In a medieval Latin reader, the editorial notes are second in importance only to the presentation of the Latin text itself. As mentioned above, the editors follow each Latin excerpt with an apparatus containing unfamiliar vocabulary and translations of unusual grammatical constructions. They also use this space to provide other vital information, such as narrative details that have been left out in the process of abridgment, clarifications of textual ambiguities, and notes on literary allusions, rhetorical devices, and historical references. These editorial decisions are guided by the principle of readability, that is to say, the inclusion of information that brings a student most quickly to the successful comprehension of the text. Lamentably, the editors often inject interpretive commentary into the apparatus that impedes this goal and limits the ability of the student to arrive at his or her own understanding of the passage. Comprehension is not encouraged, but enforced.

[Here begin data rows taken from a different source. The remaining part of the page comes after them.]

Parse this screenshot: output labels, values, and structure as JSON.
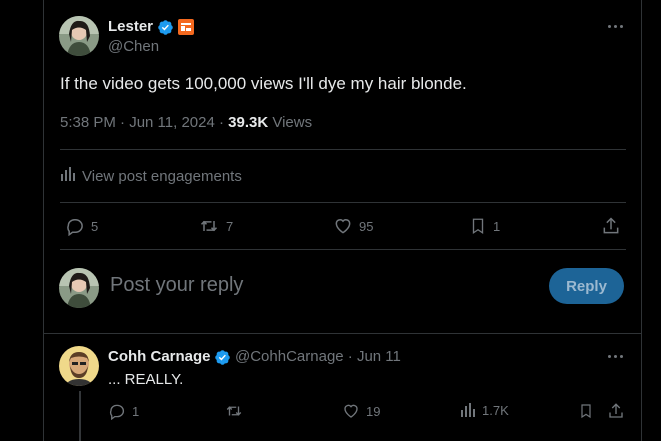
{
  "post": {
    "author_name": "Lester",
    "author_handle": "@Chen",
    "text": "If the video gets 100,000 views I'll dye my hair blonde.",
    "time": "5:38 PM · Jun 11, 2024 · ",
    "views_count": "39.3K",
    "views_label": " Views",
    "engagements_label": "View post engagements",
    "replies": "5",
    "reposts": "7",
    "likes": "95",
    "bookmarks": "1"
  },
  "composer": {
    "placeholder": "Post your reply",
    "button_label": "Reply"
  },
  "reply": {
    "author_name": "Cohh Carnage",
    "author_handle": "@CohhCarnage · Jun 11",
    "text": "... REALLY.",
    "replies": "1",
    "likes": "19",
    "views": "1.7K"
  },
  "colors": {
    "verified": "#1d9bf0",
    "accent": "#1d9bf0",
    "reply_button": "#1d6497",
    "orange_badge": "#f4691f"
  },
  "icons": [
    "verified-icon",
    "orange-badge-icon",
    "more-icon",
    "analytics-icon",
    "reply-icon",
    "repost-icon",
    "like-icon",
    "bookmark-icon",
    "share-icon"
  ]
}
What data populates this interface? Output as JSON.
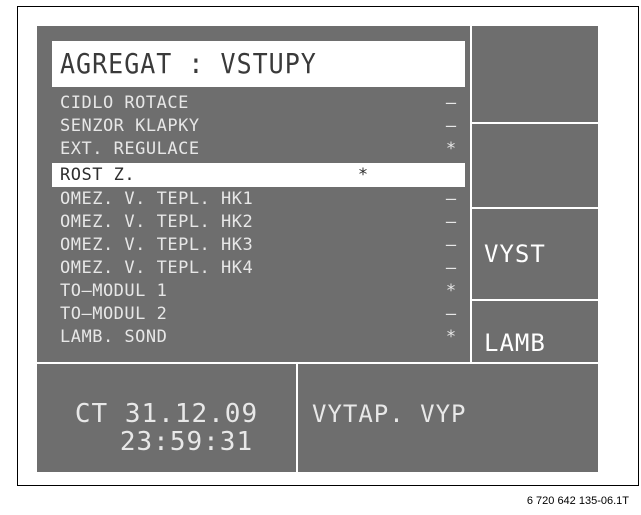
{
  "title": "AGREGAT : VSTUPY",
  "rows": [
    {
      "label": "CIDLO ROTACE",
      "value": "–"
    },
    {
      "label": "SENZOR KLAPKY",
      "value": "–"
    },
    {
      "label": "EXT. REGULACE",
      "value": "*"
    },
    {
      "label": "ROST Z.",
      "value": "*"
    },
    {
      "label": "OMEZ. V. TEPL. HK1",
      "value": "–"
    },
    {
      "label": "OMEZ. V. TEPL. HK2",
      "value": "–"
    },
    {
      "label": "OMEZ. V. TEPL. HK3",
      "value": "–"
    },
    {
      "label": "OMEZ. V. TEPL. HK4",
      "value": "–"
    },
    {
      "label": "TO–MODUL 1",
      "value": "*"
    },
    {
      "label": "TO–MODUL 2",
      "value": "–"
    },
    {
      "label": "LAMB. SOND",
      "value": "*"
    }
  ],
  "softkeys": {
    "key3": "VYST",
    "key4": "LAMB"
  },
  "footer": {
    "date": "CT 31.12.09",
    "time": "23:59:31",
    "status": "VYTAP. VYP"
  },
  "caption": "6 720 642 135-06.1T",
  "colors": {
    "lcd_background": "#6e6e6e",
    "text": "#e7e7e7",
    "highlight": "#ffffff"
  }
}
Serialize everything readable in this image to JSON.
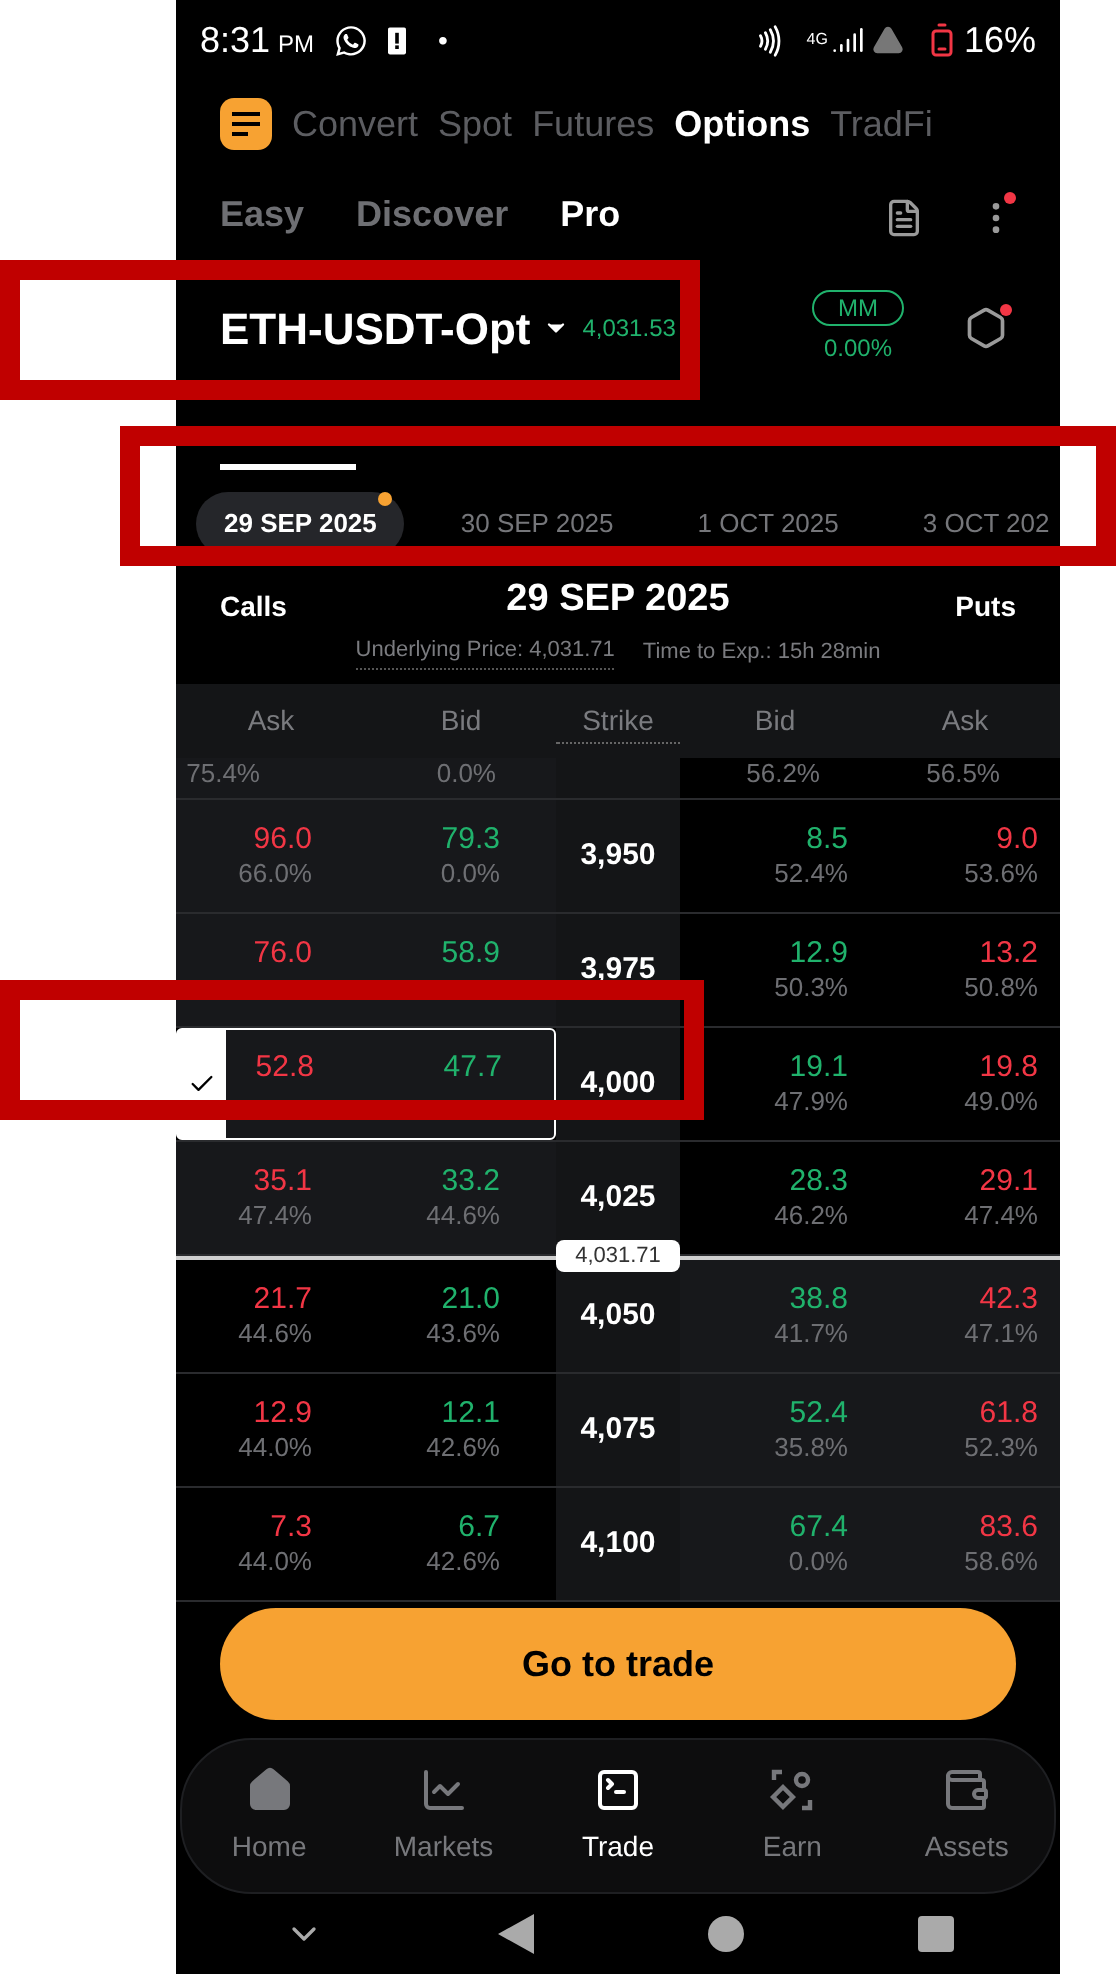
{
  "status_bar": {
    "time": "8:31",
    "ampm": "PM",
    "dot": "•",
    "network": "4G",
    "battery": "16%"
  },
  "top_nav": {
    "items": [
      {
        "label": "Convert",
        "selected": false
      },
      {
        "label": "Spot",
        "selected": false
      },
      {
        "label": "Futures",
        "selected": false
      },
      {
        "label": "Options",
        "selected": true
      },
      {
        "label": "TradFi",
        "selected": false
      }
    ]
  },
  "mode_tabs": [
    {
      "label": "Easy",
      "selected": false
    },
    {
      "label": "Discover",
      "selected": false
    },
    {
      "label": "Pro",
      "selected": true
    }
  ],
  "symbol": {
    "name": "ETH-USDT-Opt",
    "price": "4,031.53",
    "mm_badge": "MM",
    "mm_value": "0.00%"
  },
  "dates": [
    {
      "label": "29 SEP 2025",
      "selected": true
    },
    {
      "label": "30 SEP 2025",
      "selected": false
    },
    {
      "label": "1 OCT 2025",
      "selected": false
    },
    {
      "label": "3 OCT 202",
      "selected": false
    }
  ],
  "chain_header": {
    "calls": "Calls",
    "date": "29 SEP 2025",
    "puts": "Puts",
    "underlying": "Underlying Price: 4,031.71",
    "time_to_exp": "Time to Exp.: 15h 28min"
  },
  "columns": [
    "Ask",
    "Bid",
    "Strike",
    "Bid",
    "Ask"
  ],
  "rows": [
    {
      "kind": "partial",
      "calls_itm": true,
      "call_ask_iv": "75.4%",
      "call_bid_iv": "0.0%",
      "put_bid_iv": "56.2%",
      "put_ask_iv": "56.5%"
    },
    {
      "kind": "strike",
      "calls_itm": true,
      "selected": false,
      "call_ask": "96.0",
      "call_ask_iv": "66.0%",
      "call_bid": "79.3",
      "call_bid_iv": "0.0%",
      "strike": "3,950",
      "put_bid": "8.5",
      "put_bid_iv": "52.4%",
      "put_ask": "9.0",
      "put_ask_iv": "53.6%"
    },
    {
      "kind": "strike",
      "calls_itm": true,
      "selected": false,
      "call_ask": "76.0",
      "call_bid": "58.9",
      "strike": "3,975",
      "put_bid": "12.9",
      "put_bid_iv": "50.3%",
      "put_ask": "13.2",
      "put_ask_iv": "50.8%"
    },
    {
      "kind": "strike",
      "calls_itm": true,
      "selected": true,
      "call_ask": "52.8",
      "call_bid": "47.7",
      "strike": "4,000",
      "put_bid": "19.1",
      "put_bid_iv": "47.9%",
      "put_ask": "19.8",
      "put_ask_iv": "49.0%"
    },
    {
      "kind": "strike",
      "calls_itm": true,
      "selected": false,
      "call_ask": "35.1",
      "call_ask_iv": "47.4%",
      "call_bid": "33.2",
      "call_bid_iv": "44.6%",
      "strike": "4,025",
      "put_bid": "28.3",
      "put_bid_iv": "46.2%",
      "put_ask": "29.1",
      "put_ask_iv": "47.4%"
    },
    {
      "kind": "price_line",
      "label": "4,031.71"
    },
    {
      "kind": "strike",
      "calls_itm": false,
      "selected": false,
      "call_ask": "21.7",
      "call_ask_iv": "44.6%",
      "call_bid": "21.0",
      "call_bid_iv": "43.6%",
      "strike": "4,050",
      "put_bid": "38.8",
      "put_bid_iv": "41.7%",
      "put_ask": "42.3",
      "put_ask_iv": "47.1%"
    },
    {
      "kind": "strike",
      "calls_itm": false,
      "selected": false,
      "call_ask": "12.9",
      "call_ask_iv": "44.0%",
      "call_bid": "12.1",
      "call_bid_iv": "42.6%",
      "strike": "4,075",
      "put_bid": "52.4",
      "put_bid_iv": "35.8%",
      "put_ask": "61.8",
      "put_ask_iv": "52.3%"
    },
    {
      "kind": "strike",
      "calls_itm": false,
      "selected": false,
      "call_ask": "7.3",
      "call_ask_iv": "44.0%",
      "call_bid": "6.7",
      "call_bid_iv": "42.6%",
      "strike": "4,100",
      "put_bid": "67.4",
      "put_bid_iv": "0.0%",
      "put_ask": "83.6",
      "put_ask_iv": "58.6%"
    }
  ],
  "trade_button": "Go to trade",
  "bottom_nav": [
    {
      "label": "Home",
      "selected": false
    },
    {
      "label": "Markets",
      "selected": false
    },
    {
      "label": "Trade",
      "selected": true
    },
    {
      "label": "Earn",
      "selected": false
    },
    {
      "label": "Assets",
      "selected": false
    }
  ]
}
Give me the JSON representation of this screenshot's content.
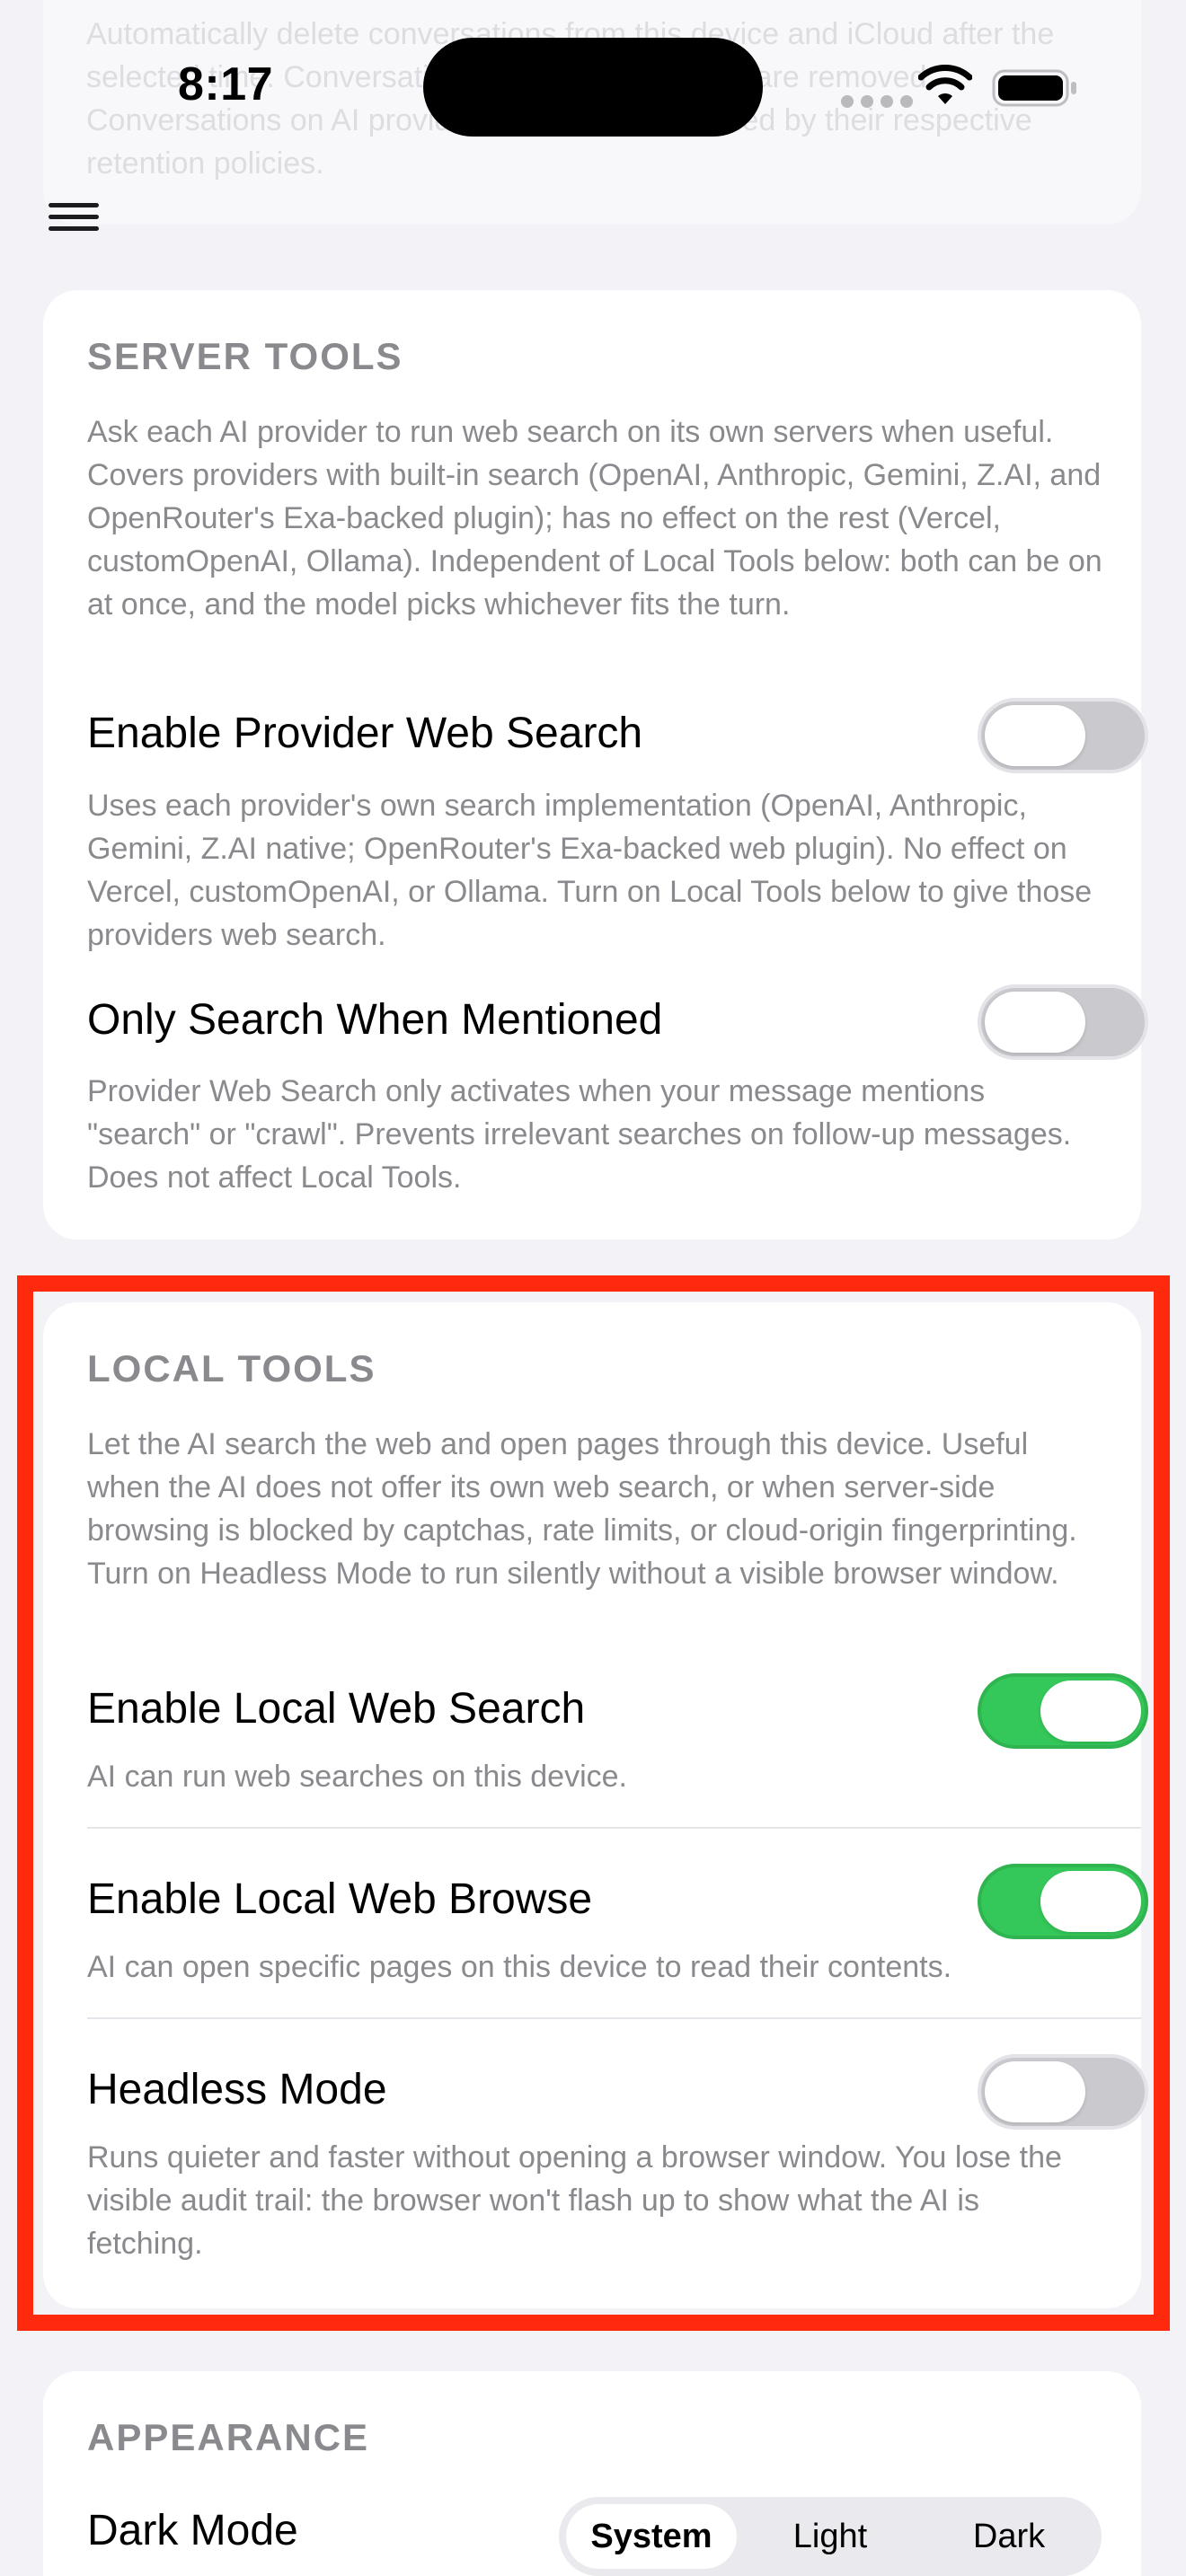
{
  "status_bar": {
    "time": "8:17",
    "wifi_icon": "wifi-icon",
    "battery_icon": "battery-icon"
  },
  "background_text": "Automatically delete conversations from this device and iCloud after the selected time. Conversations and captured items are removed. Conversations on AI provider servers are governed by their respective retention policies.",
  "menu_icon": "hamburger-menu-icon",
  "server_tools": {
    "header": "SERVER TOOLS",
    "description": "Ask each AI provider to run web search on its own servers when useful. Covers providers with built-in search (OpenAI, Anthropic, Gemini, Z.AI, and OpenRouter's Exa-backed plugin); has no effect on the rest (Vercel, customOpenAI, Ollama). Independent of Local Tools below: both can be on at once, and the model picks whichever fits the turn.",
    "provider_search": {
      "title": "Enable Provider Web Search",
      "description": "Uses each provider's own search implementation (OpenAI, Anthropic, Gemini, Z.AI native; OpenRouter's Exa-backed web plugin). No effect on Vercel, customOpenAI, or Ollama. Turn on Local Tools below to give those providers web search.",
      "enabled": false
    },
    "only_mentioned": {
      "title": "Only Search When Mentioned",
      "description": "Provider Web Search only activates when your message mentions \"search\" or \"crawl\". Prevents irrelevant searches on follow-up messages. Does not affect Local Tools.",
      "enabled": false
    }
  },
  "local_tools": {
    "header": "LOCAL TOOLS",
    "description": "Let the AI search the web and open pages through this device. Useful when the AI does not offer its own web search, or when server-side browsing is blocked by captchas, rate limits, or cloud-origin fingerprinting. Turn on Headless Mode to run silently without a visible browser window.",
    "local_search": {
      "title": "Enable Local Web Search",
      "description": "AI can run web searches on this device.",
      "enabled": true
    },
    "local_browse": {
      "title": "Enable Local Web Browse",
      "description": "AI can open specific pages on this device to read their contents.",
      "enabled": true
    },
    "headless": {
      "title": "Headless Mode",
      "description": "Runs quieter and faster without opening a browser window. You lose the visible audit trail: the browser won't flash up to show what the AI is fetching.",
      "enabled": false
    }
  },
  "appearance": {
    "header": "APPEARANCE",
    "dark_mode": {
      "title": "Dark Mode",
      "options": [
        "System",
        "Light",
        "Dark"
      ],
      "selected": "System"
    }
  },
  "colors": {
    "toggle_on": "#34c759",
    "toggle_off": "#c9c9ce",
    "highlight": "#ff2a0d",
    "secondary_text": "#8a8a8e",
    "background": "#f2f2f7"
  }
}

Lastly, the volume suffers from formatting issues and typographical errors that mostly likely would have been corrected had the work been reviewed by a professional copyeditor. The editorial apparatus is particularly difficult to use, since it is not keyed to any lines numbers in the Latin text. What is more, the Latin in the apparatus appears in its most basic form (often a single principal part) with no other grammatical information provided (e.g., part of speech or gender of noun). Clearly, the editors either expect readers to be sufficiently proficient in basic Latin that they they have no need for additional grammatical details, or they consider grammatical explanations unnecessarily distracting and obstructive to the reading process. Whichever the case, it is quite likely that the reader of A Medieval Latin Miscellany will need to consult a separate dictionary on occasion, thwarting the general purpose of the volume.

Typographical errors abound and are too numerous to list; particular mention must be made of a paragraph that is included verbatim in the introduction to two separate chapters (on pp. 45 & 81).

The cover design and layout were produced by means of on-line editing tools and templates, and lack the professional finish that would come from an academic publishing house. And the typography, which varies in an attempt to distinguish between different types of text presented in each chapter (rubrics, introductory material, bibliographies, Latin text, notes), is distracting and visually unappealing, as it too frequently alternates in font size, line spacing, and emphasis.

In sum, A Medieval Latin Miscellany is a niche text that serves the interest of students not attempting to learn medieval Latin, but rather looking for a collection of engaging sources outside the classical tradition. The volume is hampered by inconsistencies in its conceptual framework and editorial policies, and would have benefited greatly had it gone through the rigors of peer review and publication by an academic press.